I conducted a test just earlier. Before I painted my Tu-160 I had practiced some airbrushing on Zvezda’s Petlyakov Pe-8 which I had screwed up earlier and royally pissed me off (but that’s a story for another forum). Anyway I used the exact same vallejo primer and the same tamiya white paints on it and I never washed the parts in soapy water or alcohol; today I tried scratching it and placing masking tape on it then ripping it off and both the paint and the primer stayed on. So it got me wondering if the type of plastic on my Tu-160 was different or a lower quality material. Has anyone built Zvezda’s 1/144 Tupolev Tu-160 and had any problems with painting it?

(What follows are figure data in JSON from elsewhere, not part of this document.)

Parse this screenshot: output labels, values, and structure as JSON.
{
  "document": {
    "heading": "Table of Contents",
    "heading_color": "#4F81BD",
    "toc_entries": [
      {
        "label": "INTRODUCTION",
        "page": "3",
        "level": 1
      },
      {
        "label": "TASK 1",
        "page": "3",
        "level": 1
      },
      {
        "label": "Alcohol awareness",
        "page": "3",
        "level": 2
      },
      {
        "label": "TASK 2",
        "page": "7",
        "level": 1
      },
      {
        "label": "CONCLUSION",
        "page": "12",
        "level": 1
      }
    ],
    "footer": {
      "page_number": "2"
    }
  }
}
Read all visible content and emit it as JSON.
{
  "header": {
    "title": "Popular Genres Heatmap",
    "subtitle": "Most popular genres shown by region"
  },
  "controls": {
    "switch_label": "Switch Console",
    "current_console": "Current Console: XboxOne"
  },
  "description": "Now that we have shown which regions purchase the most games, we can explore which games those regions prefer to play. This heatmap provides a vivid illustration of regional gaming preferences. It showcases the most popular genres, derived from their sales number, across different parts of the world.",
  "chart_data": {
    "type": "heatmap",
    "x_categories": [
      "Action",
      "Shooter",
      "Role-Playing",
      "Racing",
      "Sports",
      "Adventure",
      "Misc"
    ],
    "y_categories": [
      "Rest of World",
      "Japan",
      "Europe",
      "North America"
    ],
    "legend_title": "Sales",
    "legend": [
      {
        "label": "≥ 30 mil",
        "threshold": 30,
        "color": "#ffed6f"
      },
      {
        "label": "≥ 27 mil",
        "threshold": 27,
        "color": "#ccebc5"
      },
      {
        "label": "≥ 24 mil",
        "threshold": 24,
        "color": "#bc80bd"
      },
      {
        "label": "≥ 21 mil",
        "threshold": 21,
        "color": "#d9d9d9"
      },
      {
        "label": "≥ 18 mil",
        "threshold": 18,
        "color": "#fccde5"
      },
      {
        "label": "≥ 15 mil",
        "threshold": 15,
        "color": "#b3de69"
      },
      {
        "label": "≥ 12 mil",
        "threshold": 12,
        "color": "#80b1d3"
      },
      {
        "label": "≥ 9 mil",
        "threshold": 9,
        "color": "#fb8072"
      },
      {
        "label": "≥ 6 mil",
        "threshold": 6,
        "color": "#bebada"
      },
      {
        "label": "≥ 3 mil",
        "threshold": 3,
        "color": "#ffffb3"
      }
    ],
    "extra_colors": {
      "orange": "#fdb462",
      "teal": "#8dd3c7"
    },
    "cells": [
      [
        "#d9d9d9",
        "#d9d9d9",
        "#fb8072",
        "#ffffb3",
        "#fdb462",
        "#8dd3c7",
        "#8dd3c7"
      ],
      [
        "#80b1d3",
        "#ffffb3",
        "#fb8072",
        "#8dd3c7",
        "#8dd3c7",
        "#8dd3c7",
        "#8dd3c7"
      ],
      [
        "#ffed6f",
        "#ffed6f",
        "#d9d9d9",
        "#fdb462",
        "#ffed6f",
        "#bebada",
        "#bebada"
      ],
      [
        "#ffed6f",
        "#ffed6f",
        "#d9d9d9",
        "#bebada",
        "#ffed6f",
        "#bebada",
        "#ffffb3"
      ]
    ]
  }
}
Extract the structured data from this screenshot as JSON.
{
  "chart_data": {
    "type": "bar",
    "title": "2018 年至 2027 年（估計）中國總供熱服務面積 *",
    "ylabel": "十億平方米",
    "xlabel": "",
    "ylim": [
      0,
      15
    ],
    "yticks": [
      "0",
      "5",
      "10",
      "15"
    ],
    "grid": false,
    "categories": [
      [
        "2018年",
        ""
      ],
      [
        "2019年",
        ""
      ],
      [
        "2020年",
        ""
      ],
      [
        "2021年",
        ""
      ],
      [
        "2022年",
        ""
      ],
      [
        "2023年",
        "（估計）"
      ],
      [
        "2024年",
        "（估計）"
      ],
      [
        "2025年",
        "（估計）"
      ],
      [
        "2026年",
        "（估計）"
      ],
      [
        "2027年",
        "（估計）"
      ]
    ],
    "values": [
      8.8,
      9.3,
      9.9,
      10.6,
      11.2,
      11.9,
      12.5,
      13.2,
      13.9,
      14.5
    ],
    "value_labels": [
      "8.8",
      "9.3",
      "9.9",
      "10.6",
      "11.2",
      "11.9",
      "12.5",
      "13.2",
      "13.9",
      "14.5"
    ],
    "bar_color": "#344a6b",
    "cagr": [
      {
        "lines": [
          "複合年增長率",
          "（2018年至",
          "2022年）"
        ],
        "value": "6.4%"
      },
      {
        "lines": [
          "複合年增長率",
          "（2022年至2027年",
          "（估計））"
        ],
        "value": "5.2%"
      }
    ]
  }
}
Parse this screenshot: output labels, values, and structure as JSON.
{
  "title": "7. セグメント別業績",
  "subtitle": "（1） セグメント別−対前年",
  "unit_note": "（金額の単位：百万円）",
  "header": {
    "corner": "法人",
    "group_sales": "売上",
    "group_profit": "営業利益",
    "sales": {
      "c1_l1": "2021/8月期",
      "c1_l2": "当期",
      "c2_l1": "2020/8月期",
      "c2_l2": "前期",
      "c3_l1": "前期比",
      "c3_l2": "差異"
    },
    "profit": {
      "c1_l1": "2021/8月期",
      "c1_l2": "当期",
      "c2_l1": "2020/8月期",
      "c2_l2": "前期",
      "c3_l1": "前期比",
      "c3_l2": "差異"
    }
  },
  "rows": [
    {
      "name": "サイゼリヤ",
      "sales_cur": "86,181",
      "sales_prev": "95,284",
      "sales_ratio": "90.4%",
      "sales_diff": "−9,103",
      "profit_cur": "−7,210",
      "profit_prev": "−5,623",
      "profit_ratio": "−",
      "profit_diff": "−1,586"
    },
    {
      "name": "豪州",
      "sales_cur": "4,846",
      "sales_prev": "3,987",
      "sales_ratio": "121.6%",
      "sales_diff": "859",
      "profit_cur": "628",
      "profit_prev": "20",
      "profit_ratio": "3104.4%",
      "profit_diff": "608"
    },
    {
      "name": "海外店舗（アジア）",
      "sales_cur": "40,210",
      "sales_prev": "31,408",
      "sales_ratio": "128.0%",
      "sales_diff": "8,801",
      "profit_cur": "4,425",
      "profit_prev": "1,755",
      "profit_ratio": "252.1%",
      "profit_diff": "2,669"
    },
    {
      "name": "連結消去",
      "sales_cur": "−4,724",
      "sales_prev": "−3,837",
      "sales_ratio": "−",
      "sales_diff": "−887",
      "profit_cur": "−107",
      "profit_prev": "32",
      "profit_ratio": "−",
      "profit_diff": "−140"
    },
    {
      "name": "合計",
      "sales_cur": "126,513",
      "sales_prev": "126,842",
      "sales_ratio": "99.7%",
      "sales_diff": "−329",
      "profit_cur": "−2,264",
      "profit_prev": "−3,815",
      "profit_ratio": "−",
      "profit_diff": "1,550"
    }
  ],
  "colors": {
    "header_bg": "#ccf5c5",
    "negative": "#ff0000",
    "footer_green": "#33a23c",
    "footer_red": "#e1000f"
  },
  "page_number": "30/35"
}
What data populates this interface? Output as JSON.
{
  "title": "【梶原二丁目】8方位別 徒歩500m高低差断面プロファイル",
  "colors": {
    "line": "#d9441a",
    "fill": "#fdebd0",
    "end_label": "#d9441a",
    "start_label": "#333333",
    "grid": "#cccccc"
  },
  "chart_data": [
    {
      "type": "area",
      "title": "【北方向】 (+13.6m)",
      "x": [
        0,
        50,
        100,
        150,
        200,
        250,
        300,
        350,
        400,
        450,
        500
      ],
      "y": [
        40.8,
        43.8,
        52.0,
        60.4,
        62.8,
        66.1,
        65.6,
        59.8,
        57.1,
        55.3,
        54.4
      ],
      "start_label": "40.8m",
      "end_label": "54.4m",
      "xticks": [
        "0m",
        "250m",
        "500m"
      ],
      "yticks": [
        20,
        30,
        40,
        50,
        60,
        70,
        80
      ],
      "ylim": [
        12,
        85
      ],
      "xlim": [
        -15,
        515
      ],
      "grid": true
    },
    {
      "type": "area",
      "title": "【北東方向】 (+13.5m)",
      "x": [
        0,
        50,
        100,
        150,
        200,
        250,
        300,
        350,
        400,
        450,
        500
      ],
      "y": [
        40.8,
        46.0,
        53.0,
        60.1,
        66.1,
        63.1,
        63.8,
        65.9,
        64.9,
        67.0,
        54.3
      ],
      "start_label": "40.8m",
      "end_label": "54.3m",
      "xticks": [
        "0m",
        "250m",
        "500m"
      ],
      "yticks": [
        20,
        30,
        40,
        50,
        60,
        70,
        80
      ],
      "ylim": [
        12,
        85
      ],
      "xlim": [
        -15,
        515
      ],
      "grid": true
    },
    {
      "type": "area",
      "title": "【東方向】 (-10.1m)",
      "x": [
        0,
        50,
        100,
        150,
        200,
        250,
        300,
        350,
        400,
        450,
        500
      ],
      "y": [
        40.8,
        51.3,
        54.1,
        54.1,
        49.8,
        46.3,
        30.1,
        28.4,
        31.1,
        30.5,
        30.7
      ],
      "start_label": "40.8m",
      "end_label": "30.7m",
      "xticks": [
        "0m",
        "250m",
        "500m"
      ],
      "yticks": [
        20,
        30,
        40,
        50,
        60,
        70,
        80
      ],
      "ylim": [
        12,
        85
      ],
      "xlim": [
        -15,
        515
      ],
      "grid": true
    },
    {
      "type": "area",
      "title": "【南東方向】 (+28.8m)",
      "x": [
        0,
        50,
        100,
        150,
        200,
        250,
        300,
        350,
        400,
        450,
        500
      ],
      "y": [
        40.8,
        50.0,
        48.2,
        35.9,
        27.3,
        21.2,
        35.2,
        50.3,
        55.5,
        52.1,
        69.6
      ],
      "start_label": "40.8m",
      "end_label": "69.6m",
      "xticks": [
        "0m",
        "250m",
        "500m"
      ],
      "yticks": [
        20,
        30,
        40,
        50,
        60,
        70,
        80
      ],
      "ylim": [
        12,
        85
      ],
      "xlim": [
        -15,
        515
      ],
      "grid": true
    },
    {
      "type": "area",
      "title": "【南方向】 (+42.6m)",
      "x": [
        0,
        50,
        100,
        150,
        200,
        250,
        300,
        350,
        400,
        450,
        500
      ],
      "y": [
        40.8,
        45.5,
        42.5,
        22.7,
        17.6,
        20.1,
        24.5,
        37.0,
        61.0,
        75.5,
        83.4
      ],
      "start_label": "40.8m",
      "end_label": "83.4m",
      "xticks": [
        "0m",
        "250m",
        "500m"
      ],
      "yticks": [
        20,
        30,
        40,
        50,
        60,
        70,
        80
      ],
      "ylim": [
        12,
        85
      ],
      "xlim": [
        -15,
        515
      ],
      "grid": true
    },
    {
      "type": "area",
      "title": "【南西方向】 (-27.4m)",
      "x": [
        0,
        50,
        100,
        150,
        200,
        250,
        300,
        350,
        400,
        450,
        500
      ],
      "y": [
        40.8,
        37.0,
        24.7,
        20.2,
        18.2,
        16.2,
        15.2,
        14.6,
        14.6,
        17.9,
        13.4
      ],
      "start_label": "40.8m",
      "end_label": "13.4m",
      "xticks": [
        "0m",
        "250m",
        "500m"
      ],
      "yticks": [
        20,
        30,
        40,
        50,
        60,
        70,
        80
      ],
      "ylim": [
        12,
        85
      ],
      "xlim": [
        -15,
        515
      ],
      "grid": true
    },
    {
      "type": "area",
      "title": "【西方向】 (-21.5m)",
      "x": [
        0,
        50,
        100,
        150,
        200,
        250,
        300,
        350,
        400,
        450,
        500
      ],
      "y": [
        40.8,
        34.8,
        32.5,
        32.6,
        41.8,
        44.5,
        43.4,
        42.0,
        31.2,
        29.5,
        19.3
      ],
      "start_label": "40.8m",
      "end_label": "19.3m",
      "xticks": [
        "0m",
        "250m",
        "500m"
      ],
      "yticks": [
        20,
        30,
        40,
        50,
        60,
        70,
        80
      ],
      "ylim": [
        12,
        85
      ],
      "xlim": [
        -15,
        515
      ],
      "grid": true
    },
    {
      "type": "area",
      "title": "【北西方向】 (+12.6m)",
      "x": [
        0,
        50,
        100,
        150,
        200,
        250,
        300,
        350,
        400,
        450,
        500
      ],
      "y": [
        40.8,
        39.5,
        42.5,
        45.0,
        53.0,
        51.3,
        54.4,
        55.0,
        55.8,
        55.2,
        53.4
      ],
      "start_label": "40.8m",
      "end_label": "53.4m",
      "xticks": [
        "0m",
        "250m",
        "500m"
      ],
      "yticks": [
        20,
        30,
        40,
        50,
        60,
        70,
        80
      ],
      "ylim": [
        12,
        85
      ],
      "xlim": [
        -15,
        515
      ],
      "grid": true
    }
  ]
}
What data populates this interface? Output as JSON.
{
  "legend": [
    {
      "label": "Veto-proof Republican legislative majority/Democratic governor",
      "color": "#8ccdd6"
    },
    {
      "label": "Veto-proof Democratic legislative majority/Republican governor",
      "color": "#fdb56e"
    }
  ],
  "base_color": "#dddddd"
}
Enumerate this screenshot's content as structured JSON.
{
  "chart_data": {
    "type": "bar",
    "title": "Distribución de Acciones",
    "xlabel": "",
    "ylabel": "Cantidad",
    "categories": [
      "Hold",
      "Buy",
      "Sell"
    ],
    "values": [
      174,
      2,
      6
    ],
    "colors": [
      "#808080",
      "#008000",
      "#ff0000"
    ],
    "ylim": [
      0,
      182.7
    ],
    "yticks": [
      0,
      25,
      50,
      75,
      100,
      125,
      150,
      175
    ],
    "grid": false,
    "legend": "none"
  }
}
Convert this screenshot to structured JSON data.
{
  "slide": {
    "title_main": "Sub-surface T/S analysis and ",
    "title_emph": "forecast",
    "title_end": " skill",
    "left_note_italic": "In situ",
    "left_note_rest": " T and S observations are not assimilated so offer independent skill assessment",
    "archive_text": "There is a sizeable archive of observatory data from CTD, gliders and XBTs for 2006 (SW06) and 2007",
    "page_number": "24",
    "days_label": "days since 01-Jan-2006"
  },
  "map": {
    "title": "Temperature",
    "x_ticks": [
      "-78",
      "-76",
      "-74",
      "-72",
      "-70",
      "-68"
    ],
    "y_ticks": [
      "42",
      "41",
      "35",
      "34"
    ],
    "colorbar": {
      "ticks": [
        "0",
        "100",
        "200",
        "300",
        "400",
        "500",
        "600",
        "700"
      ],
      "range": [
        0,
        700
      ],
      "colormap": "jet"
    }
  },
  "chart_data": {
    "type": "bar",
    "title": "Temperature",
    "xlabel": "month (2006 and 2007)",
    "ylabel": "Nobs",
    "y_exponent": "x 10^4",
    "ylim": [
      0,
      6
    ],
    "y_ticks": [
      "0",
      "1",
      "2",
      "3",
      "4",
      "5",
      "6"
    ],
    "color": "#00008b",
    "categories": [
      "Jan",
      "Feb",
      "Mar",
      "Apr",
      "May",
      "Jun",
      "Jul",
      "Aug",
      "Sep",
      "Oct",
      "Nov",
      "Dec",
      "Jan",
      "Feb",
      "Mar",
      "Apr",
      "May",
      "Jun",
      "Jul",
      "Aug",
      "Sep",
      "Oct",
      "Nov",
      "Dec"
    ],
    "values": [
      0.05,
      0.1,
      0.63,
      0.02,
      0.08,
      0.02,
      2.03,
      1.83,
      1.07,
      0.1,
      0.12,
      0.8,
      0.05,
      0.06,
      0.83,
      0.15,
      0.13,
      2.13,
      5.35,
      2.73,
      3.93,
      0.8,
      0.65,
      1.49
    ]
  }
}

Indeed, if you do not sufficiently rinse off soap and water, nothing will stick (like using soapy water to get off a stuck ring on your finger). It is hard to know when you have gotten all the soap off. So alcohol washes off the soap film. However, the alcohol will also rinse off the parting oil even without the soap and water first. So I just rinse it off with the alcohol.

From personal experience, unless you get every small spot of grease off your model before you prime, the Vallejo primer will peel right off (has happened quite a few times to me). Personally I do not like any of the Vallejo primer because they do not stick well to the plastic, I would go with a good lacquer based primer instead. If you do not have any other primer, than I would wipe the model down with IPA before you prime, then wear gloves while priming. Also make sure to use a good tape like tamiya tape, to strong of tape will peel the paint off as well, even if you did clean it real good before priming. If you do clean it off good with IPA, wear gloves and use a tape, like tamiya tape, then you should be fine.

P.S. your paint you have on there now is probably all ruined if it is starting to peel in some areas. You should test around to see how bad it is.

Also, just wanted to add a quick note, if using lacquer based primers then make sure you are in a well ventilated area. Gave myself quite a head ache being lazy and just spraying some in my work area.

Hey Stikpusher. I give in, I think I’ll have to get Mr Surfacer primer. I just wanted to ask that it looks as though they don’t have one in gloss black but they do have a regular black one. Would this alone work under silver or is there 500 other products i’ll have to get with it?